Looking for feedback on how everyone handles process group low instance count type problems for hosts that go into a maintenance window. We use BigFix as our patch deployment tool which will reboot our hosts after patches install. We also have BigFix put the host into a maintenance window before the host gets rebooted, using a simple tag of the hostname with the value being the server name, to capture that host. This works great to stop the process unavailable type alerts because we have an auto tag rule that pushes down the hostname key to the process level, meaning that the process group instance is captured in that maintenance window.
The problem we are facing is with the process group low instance count type problems. Process groups for us do not have a hostname tag because it could contain any # of hosts so these type problems still alert when the server is rebooted when ideally it should not.
How is everyone handling this? We need some way of doing this at scale and for us using the hostgroup value would not work because we have thousand+ hosts that have a generic host group (ones where app teams don't care to use Dynatrace for extra monitoring but we still have the agent on them for basic infrastructure monitoring). Using a hostgroup tag for us would be problematic because we wouldn't want to put all hosts from that generic hostgroup into a maintenance window because only a subset at a time would be rebooted.

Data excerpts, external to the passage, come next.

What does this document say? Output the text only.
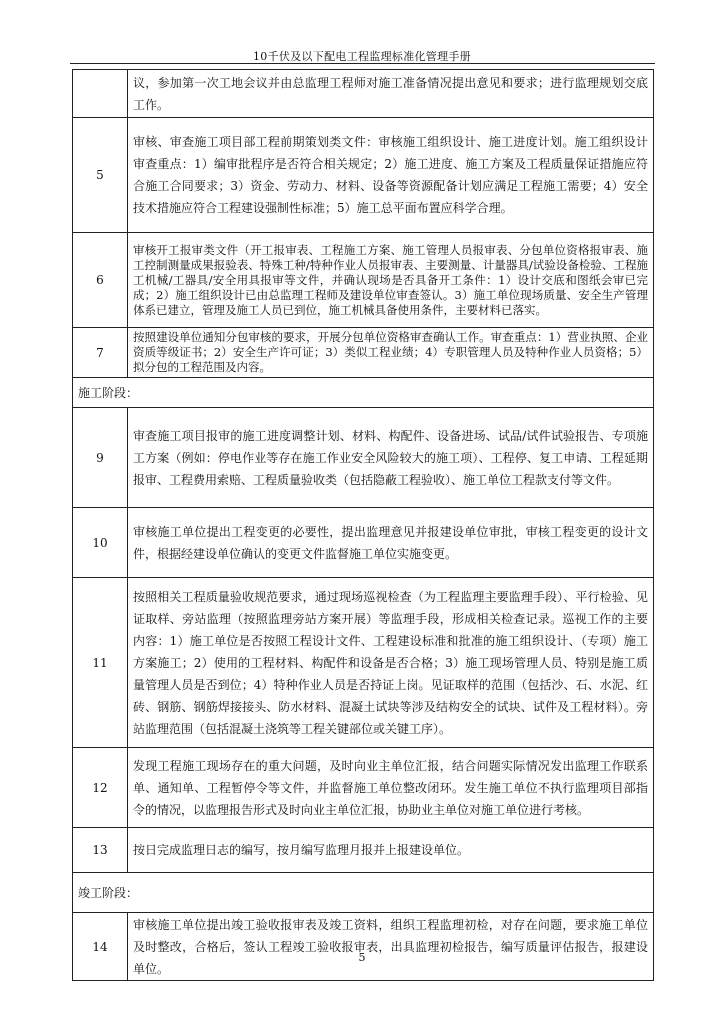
10千伏及以下配电工程监理标准化管理手册
	议，参加第一次工地会议并由总监理工程师对施工准备情况提出意见和要求；进行监理规划交底工作。
5	审核、审查施工项目部工程前期策划类文件：审核施工组织设计、施工进度计划。施工组织设计审查重点：1）编审批程序是否符合相关规定；2）施工进度、施工方案及工程质量保证措施应符合施工合同要求；3）资金、劳动力、材料、设备等资源配备计划应满足工程施工需要；4）安全技术措施应符合工程建设强制性标准；5）施工总平面布置应科学合理。
6	审核开工报审类文件（开工报审表、工程施工方案、施工管理人员报审表、分包单位资格报审表、施工控制测量成果报验表、特殊工种/特种作业人员报审表、主要测量、计量器具/试验设备检验、工程施工机械/工器具/安全用具报审等文件，并确认现场是否具备开工条件：1）设计交底和图纸会审已完成；2）施工组织设计已由总监理工程师及建设单位审查签认。3）施工单位现场质量、安全生产管理体系已建立，管理及施工人员已到位，施工机械具备使用条件，主要材料已落实。
7	按照建设单位通知分包审核的要求，开展分包单位资格审查确认工作。审查重点：1）营业执照、企业资质等级证书；2）安全生产许可证；3）类似工程业绩；4）专职管理人员及特种作业人员资格；5）拟分包的工程范围及内容。
施工阶段：	
9	审查施工项目报审的施工进度调整计划、材料、构配件、设备进场、试品/试件试验报告、专项施工方案（例如：停电作业等存在施工作业安全风险较大的施工项）、工程停、复工申请、工程延期报审、工程费用索赔、工程质量验收类（包括隐蔽工程验收）、施工单位工程款支付等文件。
10	审核施工单位提出工程变更的必要性，提出监理意见并报建设单位审批，审核工程变更的设计文件，根据经建设单位确认的变更文件监督施工单位实施变更。
11	按照相关工程质量验收规范要求，通过现场巡视检查（为工程监理主要监理手段）、平行检验、见证取样、旁站监理（按照监理旁站方案开展）等监理手段，形成相关检查记录。巡视工作的主要内容：1）施工单位是否按照工程设计文件、工程建设标准和批准的施工组织设计、（专项）施工方案施工；2）使用的工程材料、构配件和设备是否合格；3）施工现场管理人员、特别是施工质量管理人员是否到位；4）特种作业人员是否持证上岗。见证取样的范围（包括沙、石、水泥、红砖、钢筋、钢筋焊接接头、防水材料、混凝土试块等涉及结构安全的试块、试件及工程材料）。旁站监理范围（包括混凝土浇筑等工程关键部位或关键工序）。
12	发现工程施工现场存在的重大问题，及时向业主单位汇报，结合问题实际情况发出监理工作联系单、通知单、工程暂停令等文件，并监督施工单位整改闭环。发生施工单位不执行监理项目部指令的情况，以监理报告形式及时向业主单位汇报，协助业主单位对施工单位进行考核。
13	按日完成监理日志的编写，按月编写监理月报并上报建设单位。
竣工阶段：	
14	审核施工单位提出竣工验收报审表及竣工资料，组织工程监理初检，对存在问题，要求施工单位及时整改，合格后，签认工程竣工验收报审表，出具监理初检报告，编写质量评估报告，报建设单位。
5
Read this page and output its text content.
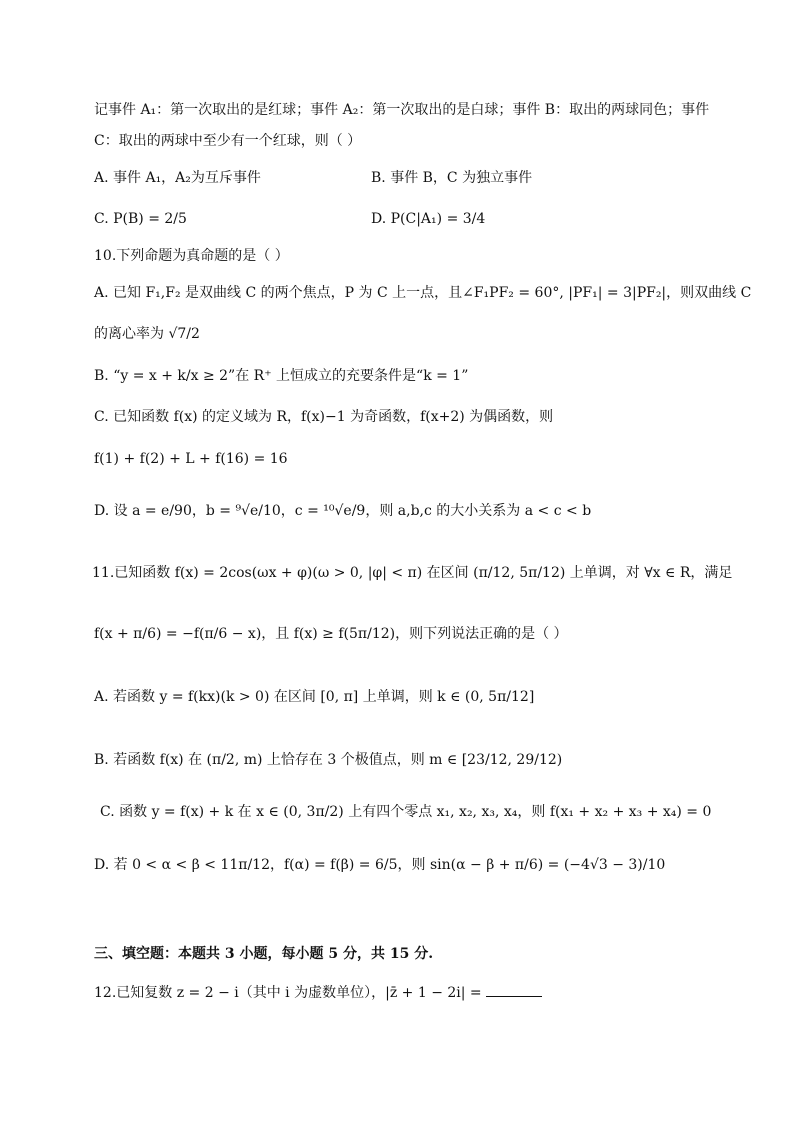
记事件 A₁：第一次取出的是红球；事件 A₂：第一次取出的是白球；事件 B：取出的两球同色；事件
C：取出的两球中至少有一个红球，则（ ）
A. 事件 A₁，A₂为互斥事件	B. 事件 B，C 为独立事件
C. P(B) = 2/5	D. P(C|A₁) = 3/4
10.下列命题为真命题的是（ ）
A. 已知 F₁,F₂ 是双曲线 C 的两个焦点，P 为 C 上一点，且∠F₁PF₂ = 60°, |PF₁| = 3|PF₂|，则双曲线 C
的离心率为 √7/2
B. “y = x + k/x ≥ 2”在 R⁺ 上恒成立的充要条件是“k = 1”
C. 已知函数 f(x) 的定义域为 R，f(x)−1 为奇函数，f(x+2) 为偶函数，则
f(1) + f(2) + L + f(16) = 16
D. 设 a = e/90，b = ⁹√e/10，c = ¹⁰√e/9，则 a,b,c 的大小关系为 a < c < b
11.已知函数 f(x) = 2cos(ωx + φ)(ω > 0, |φ| < π) 在区间 (π/12, 5π/12) 上单调，对 ∀x ∈ R，满足
f(x + π/6) = −f(π/6 − x)，且 f(x) ≥ f(5π/12)，则下列说法正确的是（ ）
A. 若函数 y = f(kx)(k > 0) 在区间 [0, π] 上单调，则 k ∈ (0, 5π/12]
B. 若函数 f(x) 在 (π/2, m) 上恰存在 3 个极值点，则 m ∈ [23/12, 29/12)
C. 函数 y = f(x) + k 在 x ∈ (0, 3π/2) 上有四个零点 x₁, x₂, x₃, x₄，则 f(x₁ + x₂ + x₃ + x₄) = 0
D. 若 0 < α < β < 11π/12，f(α) = f(β) = 6/5，则 sin(α − β + π/6) = (−4√3 − 3)/10
三、填空题：本题共 3 小题，每小题 5 分，共 15 分.
12.已知复数 z = 2 − i（其中 i 为虚数单位），|z̄ + 1 − 2i| =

I know we can do fancy things with first running API calls to get the process groups on that host that are set for 'open a new problem if minimum threshold is not met' then put that process group ID into the maintenance window, but I'm also just looking for other input here.
Can you share the config for the maintenance window? By default, maintenance windows will only impact availability monitoring for the entities you target. If you are applying the maintenance window to hosts, for instance, the maintenance window will not effect monitoring on the dependent process groups. You would need to add process groups to the maintenance window to make that happen. Let's take a look at this first to see if it solves our issue. You're welcome to share a screenshot with blurred PII here or reach out for a coffee talk.